Her father had been taken to the island’s hospital for internees, in the Falcon Cliff Hotel in Douglas, and then transferred to the island’s main hospital, Noble’s, on Westmoreland Road, due to the extent of his injuries. Rosa learned all this in stages, as she’d appealed to Dame Joanna for information, as well as the opportunity for her and her mother to visit her father in hospital.

“I understand your distress, child,” Dame Joanna had said in her firm yet kind way, “and we will arrange for your transport as soon as we can. But there are three thousand women at Rushen, and many of them want to travel to Douglas, just as you do, to see their husbands or fathers. We simply haven’t enough constables to accompany everyone. You will have to wait, and in the meantime, we will give you what news we can.”
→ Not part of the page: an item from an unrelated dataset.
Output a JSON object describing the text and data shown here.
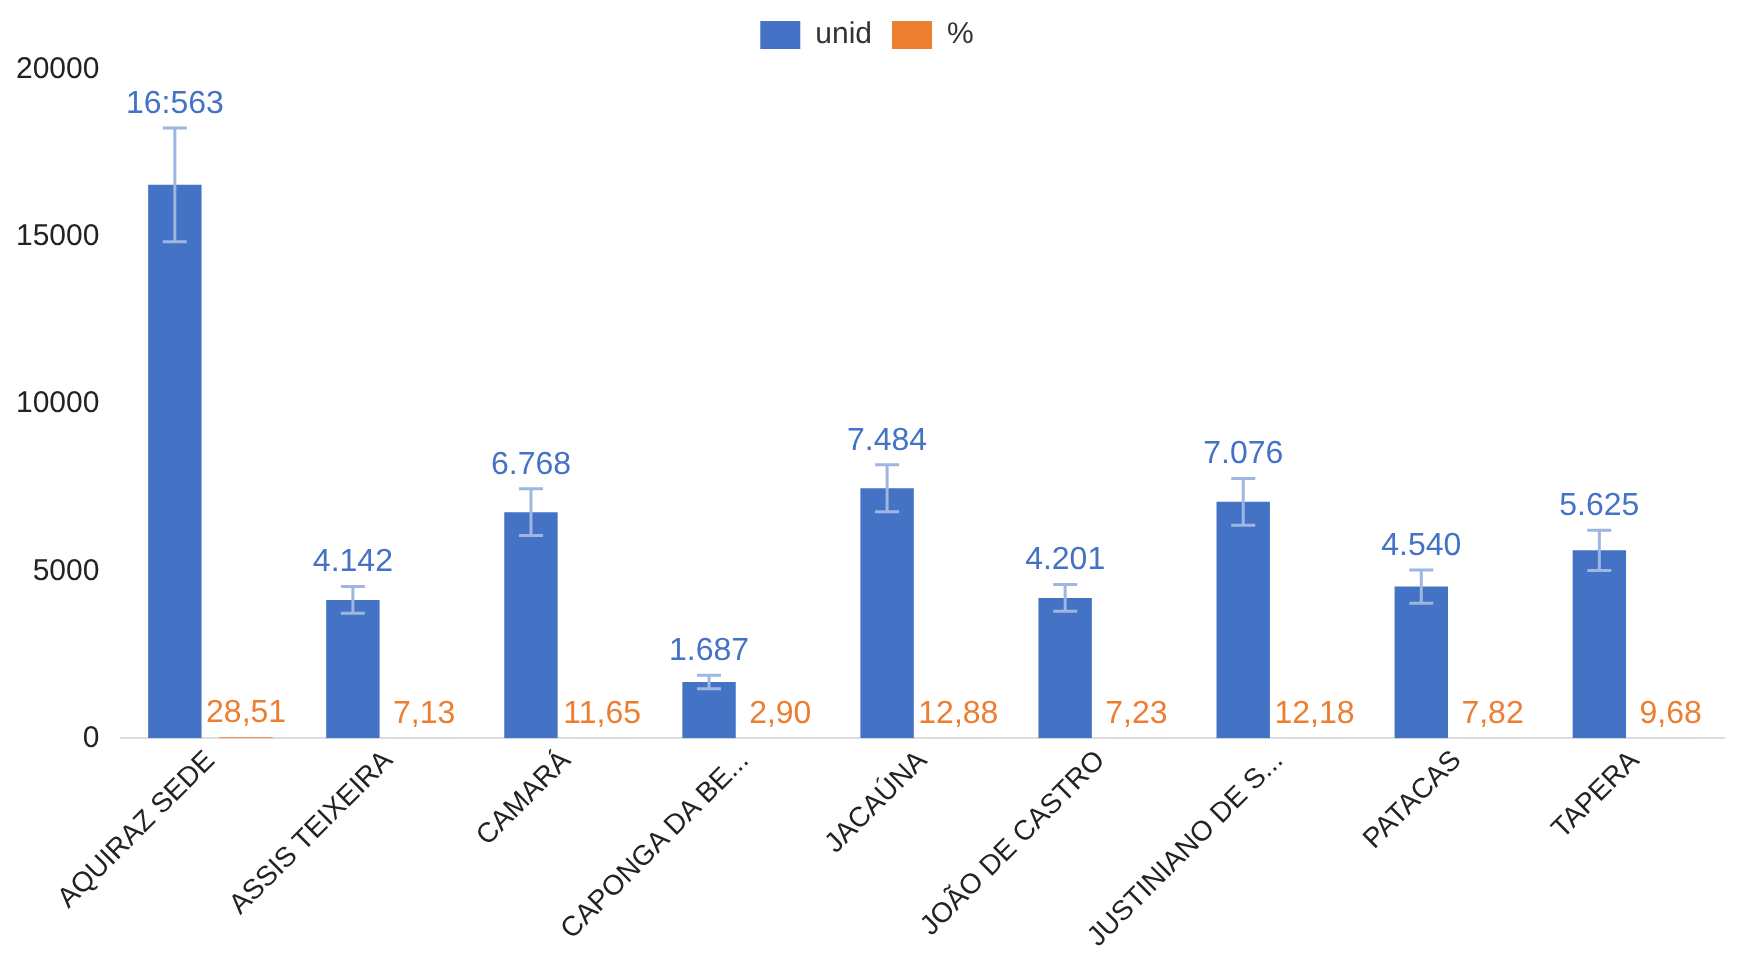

How many of those women, Rosa had thought in frustration, had fathers or husbands who were hovering near death’s door? And why should she need a constable anyway, simply to visit her own father, considering how impossible it was to leave this forsaken island? Her helplessness infuriated her, and perversely, it made her feel even angrier at her father, for his part in why they were here in the first place. And yet he was injured, badly so, and she feared for his life.
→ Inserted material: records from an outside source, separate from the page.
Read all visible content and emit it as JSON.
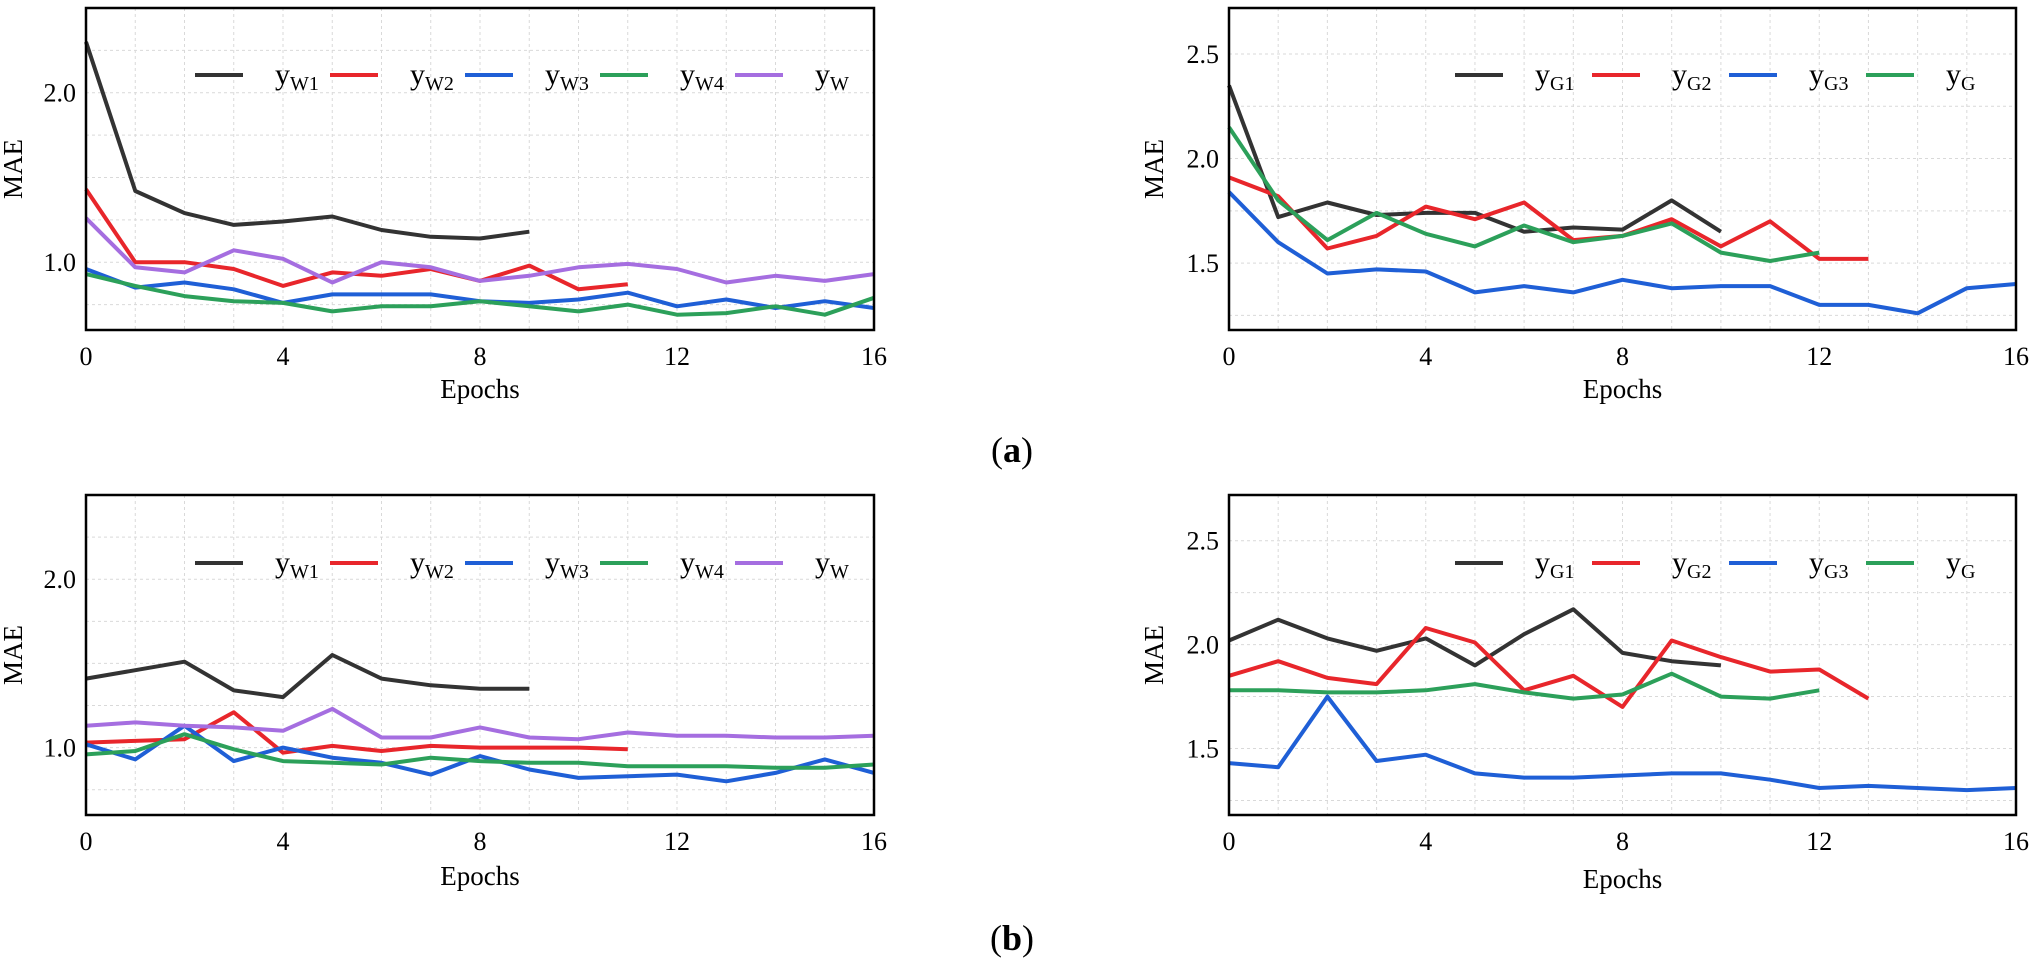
{
  "figure": {
    "label_a": {
      "open": "(",
      "letter": "a",
      "close": ")"
    },
    "label_b": {
      "open": "(",
      "letter": "b",
      "close": ")"
    }
  },
  "colors": {
    "W1": "#333333",
    "W2": "#e8262b",
    "W3": "#1f5fd6",
    "W4": "#2ca05a",
    "W": "#a56ee0",
    "G1": "#333333",
    "G2": "#e8262b",
    "G3": "#1f5fd6",
    "G": "#2ca05a",
    "grid": "#d9d9d9",
    "frame": "#000000"
  },
  "chart_data": [
    {
      "id": "a-left",
      "type": "line",
      "xlabel": "Epochs",
      "ylabel": "MAE",
      "xlim": [
        0,
        16
      ],
      "ylim": [
        0.6,
        2.5
      ],
      "xticks": [
        0,
        4,
        8,
        12,
        16
      ],
      "xtick_labels": [
        "0",
        "4",
        "8",
        "12",
        "16"
      ],
      "yticks": [
        1.0,
        2.0
      ],
      "ytick_labels": [
        "1.0",
        "2.0"
      ],
      "grid": true,
      "legend": "top",
      "series": [
        {
          "key": "W1",
          "name": "y",
          "sub": "W1",
          "values": [
            2.3,
            1.42,
            1.29,
            1.22,
            1.24,
            1.27,
            1.19,
            1.15,
            1.14,
            1.18
          ]
        },
        {
          "key": "W2",
          "name": "y",
          "sub": "W2",
          "values": [
            1.43,
            1.0,
            1.0,
            0.96,
            0.86,
            0.94,
            0.92,
            0.96,
            0.89,
            0.98,
            0.84,
            0.87
          ]
        },
        {
          "key": "W3",
          "name": "y",
          "sub": "W3",
          "values": [
            0.96,
            0.85,
            0.88,
            0.84,
            0.76,
            0.81,
            0.81,
            0.81,
            0.77,
            0.76,
            0.78,
            0.82,
            0.74,
            0.78,
            0.73,
            0.77,
            0.73
          ]
        },
        {
          "key": "W4",
          "name": "y",
          "sub": "W4",
          "values": [
            0.93,
            0.86,
            0.8,
            0.77,
            0.76,
            0.71,
            0.74,
            0.74,
            0.77,
            0.74,
            0.71,
            0.75,
            0.69,
            0.7,
            0.74,
            0.69,
            0.79
          ]
        },
        {
          "key": "W",
          "name": "y",
          "sub": "W",
          "values": [
            1.26,
            0.97,
            0.94,
            1.07,
            1.02,
            0.88,
            1.0,
            0.97,
            0.89,
            0.92,
            0.97,
            0.99,
            0.96,
            0.88,
            0.92,
            0.89,
            0.93
          ]
        }
      ]
    },
    {
      "id": "a-right",
      "type": "line",
      "xlabel": "Epochs",
      "ylabel": "MAE",
      "xlim": [
        0,
        16
      ],
      "ylim": [
        1.18,
        2.72
      ],
      "xticks": [
        0,
        4,
        8,
        12,
        16
      ],
      "xtick_labels": [
        "0",
        "4",
        "8",
        "12",
        "16"
      ],
      "yticks": [
        1.5,
        2.0,
        2.5
      ],
      "ytick_labels": [
        "1.5",
        "2.0",
        "2.5"
      ],
      "grid": true,
      "legend": "top",
      "series": [
        {
          "key": "G1",
          "name": "y",
          "sub": "G1",
          "values": [
            2.35,
            1.72,
            1.79,
            1.73,
            1.74,
            1.74,
            1.65,
            1.67,
            1.66,
            1.8,
            1.65
          ]
        },
        {
          "key": "G2",
          "name": "y",
          "sub": "G2",
          "values": [
            1.91,
            1.82,
            1.57,
            1.63,
            1.77,
            1.71,
            1.79,
            1.61,
            1.63,
            1.71,
            1.58,
            1.7,
            1.52,
            1.52
          ]
        },
        {
          "key": "G3",
          "name": "y",
          "sub": "G3",
          "values": [
            1.84,
            1.6,
            1.45,
            1.47,
            1.46,
            1.36,
            1.39,
            1.36,
            1.42,
            1.38,
            1.39,
            1.39,
            1.3,
            1.3,
            1.26,
            1.38,
            1.4
          ]
        },
        {
          "key": "G",
          "name": "y",
          "sub": "G",
          "values": [
            2.15,
            1.8,
            1.61,
            1.74,
            1.64,
            1.58,
            1.68,
            1.6,
            1.63,
            1.69,
            1.55,
            1.51,
            1.55
          ]
        }
      ]
    },
    {
      "id": "b-left",
      "type": "line",
      "xlabel": "Epochs",
      "ylabel": "MAE",
      "xlim": [
        0,
        16
      ],
      "ylim": [
        0.6,
        2.5
      ],
      "xticks": [
        0,
        4,
        8,
        12,
        16
      ],
      "xtick_labels": [
        "0",
        "4",
        "8",
        "12",
        "16"
      ],
      "yticks": [
        1.0,
        2.0
      ],
      "ytick_labels": [
        "1.0",
        "2.0"
      ],
      "grid": true,
      "legend": "top",
      "series": [
        {
          "key": "W1",
          "name": "y",
          "sub": "W1",
          "values": [
            1.41,
            1.46,
            1.51,
            1.34,
            1.3,
            1.55,
            1.41,
            1.37,
            1.35,
            1.35
          ]
        },
        {
          "key": "W2",
          "name": "y",
          "sub": "W2",
          "values": [
            1.03,
            1.04,
            1.05,
            1.21,
            0.97,
            1.01,
            0.98,
            1.01,
            1.0,
            1.0,
            1.0,
            0.99
          ]
        },
        {
          "key": "W3",
          "name": "y",
          "sub": "W3",
          "values": [
            1.02,
            0.93,
            1.13,
            0.92,
            1.0,
            0.94,
            0.91,
            0.84,
            0.95,
            0.87,
            0.82,
            0.83,
            0.84,
            0.8,
            0.85,
            0.93,
            0.85
          ]
        },
        {
          "key": "W4",
          "name": "y",
          "sub": "W4",
          "values": [
            0.96,
            0.98,
            1.08,
            0.99,
            0.92,
            0.91,
            0.9,
            0.94,
            0.92,
            0.91,
            0.91,
            0.89,
            0.89,
            0.89,
            0.88,
            0.88,
            0.9
          ]
        },
        {
          "key": "W",
          "name": "y",
          "sub": "W",
          "values": [
            1.13,
            1.15,
            1.13,
            1.12,
            1.1,
            1.23,
            1.06,
            1.06,
            1.12,
            1.06,
            1.05,
            1.09,
            1.07,
            1.07,
            1.06,
            1.06,
            1.07
          ]
        }
      ]
    },
    {
      "id": "b-right",
      "type": "line",
      "xlabel": "Epochs",
      "ylabel": "MAE",
      "xlim": [
        0,
        16
      ],
      "ylim": [
        1.18,
        2.72
      ],
      "xticks": [
        0,
        4,
        8,
        12,
        16
      ],
      "xtick_labels": [
        "0",
        "4",
        "8",
        "12",
        "16"
      ],
      "yticks": [
        1.5,
        2.0,
        2.5
      ],
      "ytick_labels": [
        "1.5",
        "2.0",
        "2.5"
      ],
      "grid": true,
      "legend": "top",
      "series": [
        {
          "key": "G1",
          "name": "y",
          "sub": "G1",
          "values": [
            2.02,
            2.12,
            2.03,
            1.97,
            2.03,
            1.9,
            2.05,
            2.17,
            1.96,
            1.92,
            1.9
          ]
        },
        {
          "key": "G2",
          "name": "y",
          "sub": "G2",
          "values": [
            1.85,
            1.92,
            1.84,
            1.81,
            2.08,
            2.01,
            1.78,
            1.85,
            1.7,
            2.02,
            1.94,
            1.87,
            1.88,
            1.74
          ]
        },
        {
          "key": "G3",
          "name": "y",
          "sub": "G3",
          "values": [
            1.43,
            1.41,
            1.75,
            1.44,
            1.47,
            1.38,
            1.36,
            1.36,
            1.37,
            1.38,
            1.38,
            1.35,
            1.31,
            1.32,
            1.31,
            1.3,
            1.31
          ]
        },
        {
          "key": "G",
          "name": "y",
          "sub": "G",
          "values": [
            1.78,
            1.78,
            1.77,
            1.77,
            1.78,
            1.81,
            1.77,
            1.74,
            1.76,
            1.86,
            1.75,
            1.74,
            1.78
          ]
        }
      ]
    }
  ]
}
The details of the attack were sparse, and given with seeming reluctance. Those in charge of the camps prided themselves on the order they instilled, and Rosa suspected they did not want to admit when it failed. What she did know was that three men, fellow internees, had set upon her father while he’d been walking to Derby Castle, and beaten him into a bloody unconsciousness. The doctors did not know the extent of any internal damage, but three days on, at least, her father was alive and seeming, slowly, to recover, although, according to Dame Joanna, doctors had warned that he might have lasting effects from the attack.

Then, finally, five days after it had happened, Rosa and her mother were allowed to be taken to Douglas in the company of a constable to see her father in hospital. Her mother clung to Rosa’s arm as they entered the ward, while the female constable remained outside by the door.

Her mother had been beside herself ever since she’d had word of the attack, lamenting how she hadn’t been there, as if, somehow, she could have stopped the men setting upon her husband, when, surely, she would have only been hurt herself, as well.

“Oh, Fritz!Fritz.” Her mother began to weep freely as she flew to her husband’s side.

Rosa hung back by the foot of the bed as she gazed down at her father, shaken by how injured he truly was. His right arm was in a sling, and his chest and stomach were heavily bandaged. He had another bandage wrapped around his head, and one eye was swollen completely shut, his face covered in cuts and bruises. Despite all these injuries, his left arm was chained to the bed, the handcuff heavy on his wrist. How on earth, Rosa wondered, did they think he might be able to escape?